As the catch is hauled to the weigh stand, the crowd oohs and aahs at what’s being shown on the monitor.This isn’t a fish. It’s a submarine with a bill, a massive gray tube with fins and a four-footwide tail.The crew struggles to pulley the fish upright to the scale’s hanging hook. As they slowly hoist it above the crowd, people literally stare open mouthed. Because the scale is just barely high enough to allow the fish’s length to clear the dock, the weigh-in takes a long time. But the payoff—emotionally for the crowd and financially for the Sea Wolff—is well worth it.The marlin weighs 998 pounds, the second largest ever caught at the Bay Point.

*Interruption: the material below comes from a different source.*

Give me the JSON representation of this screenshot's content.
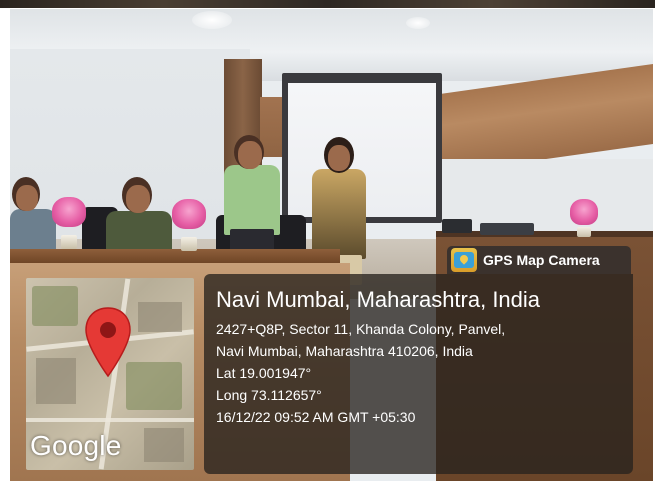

Angler Barry Carr tells the crowd it took him four hours and twenty minutes to land the beast—which is exactly how long it took the Legendary to lose $50,000 (that’s the difference between first and second place). But there’s consolation for Koster and Bos; today one of the Legendary’s anglers landed a tuna large enough to earn third place and $10,000.But who’s counting? It’s easy come, easy go, in the world of big-time fishing. If you have to ask how much it costs to play, you probably can’t afford to do it. But lots of other folks—as evidenced by the line of traffic still outside the gates at 10:30 p.m.—know you can have a great time at the bigtime parties until your ship comes in.